Logiciels certifiés par la FTA
Le recours à un logiciel compatible avec les normes locales n’est plus une simple bonne pratique. Il sécurise vos échanges avec l’administration et réduit les risques d’erreurs. L’automatisation de la facturation, le suivi en temps réel de la trésorerie ou encore la sauvegarde dans le cloud : autant d’atouts pour piloter son entreprise sereinement.
(et ce n’est pas un détail)
Sécuriser sa croissance à long terme aux Émirats
Anticiper les évolutions réglementaires
Le cadre fiscal à Dubaï évolue vite. Ce qui est valable aujourd’hui peut être revu demain. La clé ? Instaurer une veille réglementaire continue. Cela passe par un accompagnement régulier, des points trimestriels avec son expert et une écoute fine des annonces de la FTA.
La séparation stricte des comptes personnels et professionnels reste le fondement de toute bonne gestion. Mélanger les deux ? C’est s’exposer à des redressements, mais aussi compromettre la pérennité de l’entreprise. En matière de conformité, l’anticipation vaut mieux que la correction.
Questions typiques
Existe-t-il un format spécifique obligatoire pour le fichier d'audit électronique (FAF) ?
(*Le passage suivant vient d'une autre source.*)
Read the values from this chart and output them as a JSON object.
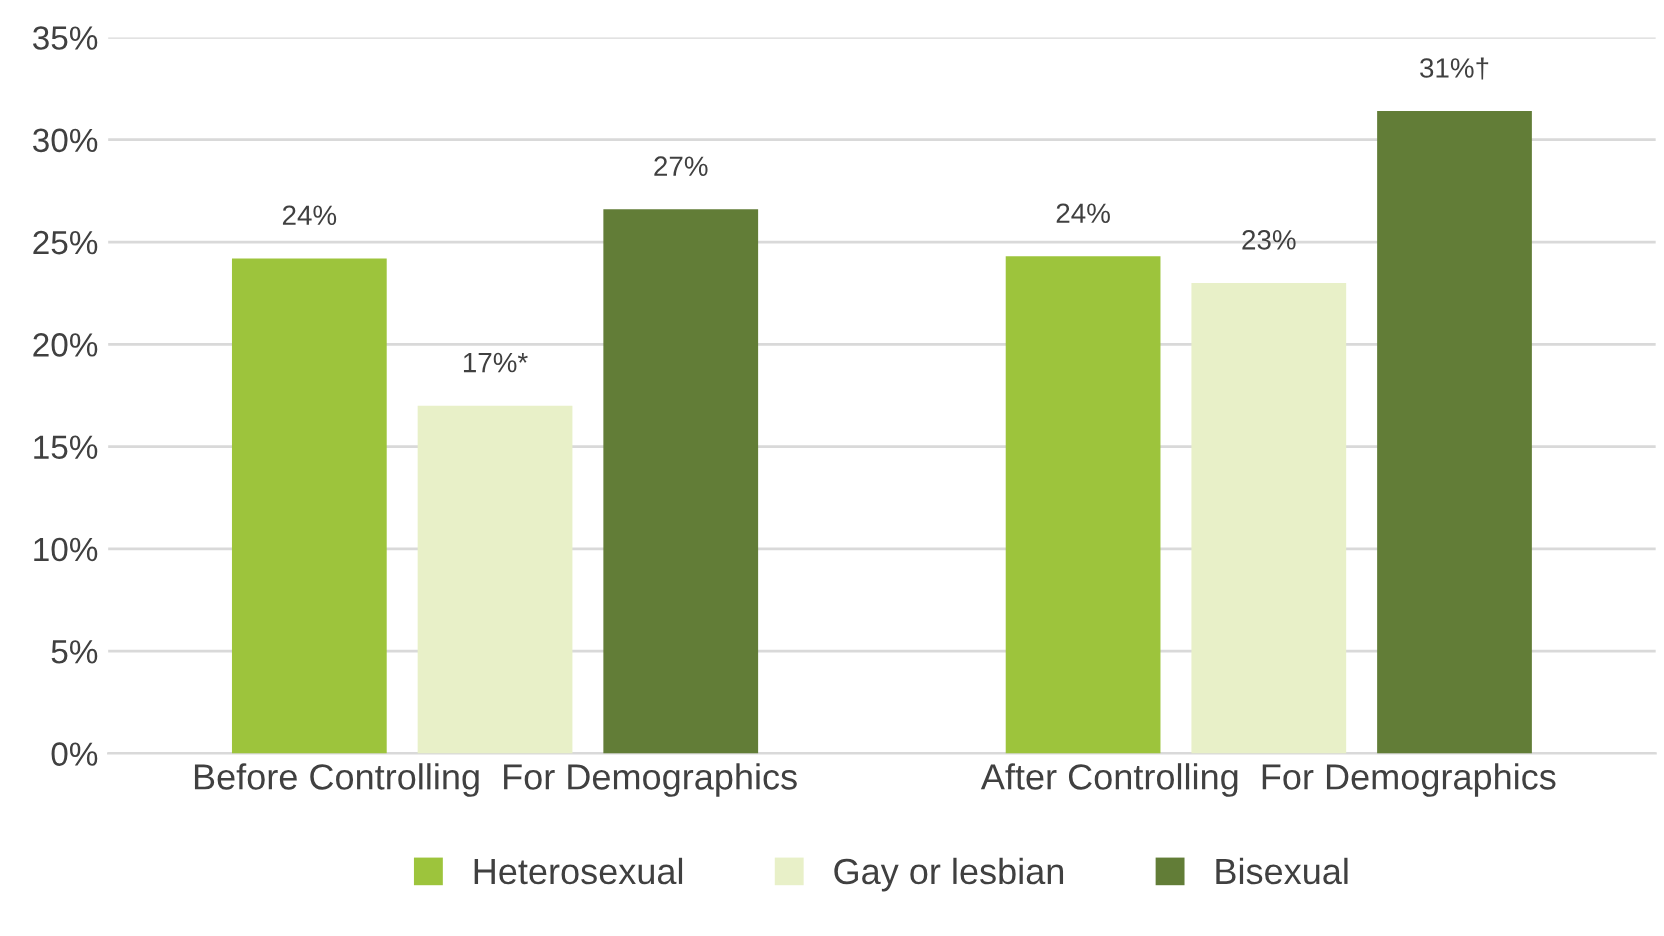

Oui, la FTA exige que le fichier d’audit soit soumis en format XML, conforme aux spécifications du portail EmaraTax. Ce fichier doit contenir toutes les transactions comptables de l’exercice, structurées selon un schéma précis.
Vaut-il mieux choisir un exercice fiscal décalé ou calé sur l'année civile ?
La plupart des entreprises optent pour l’année civile, ce qui simplifie la convergence avec les obligations françaises. Toutefois, un exercice décalé peut être pertinent pour aligner la clôture sur un cycle commercial précis.
Quelles sont les sanctions en cas de retard de dépôt de la Corporate Tax ?
Les pénalités démarrent dès le jour suivant la date limite, avec des montants progressifs. Elles peuvent atteindre plusieurs milliers de dirhams selon la durée du retard et l’importance de la somme due.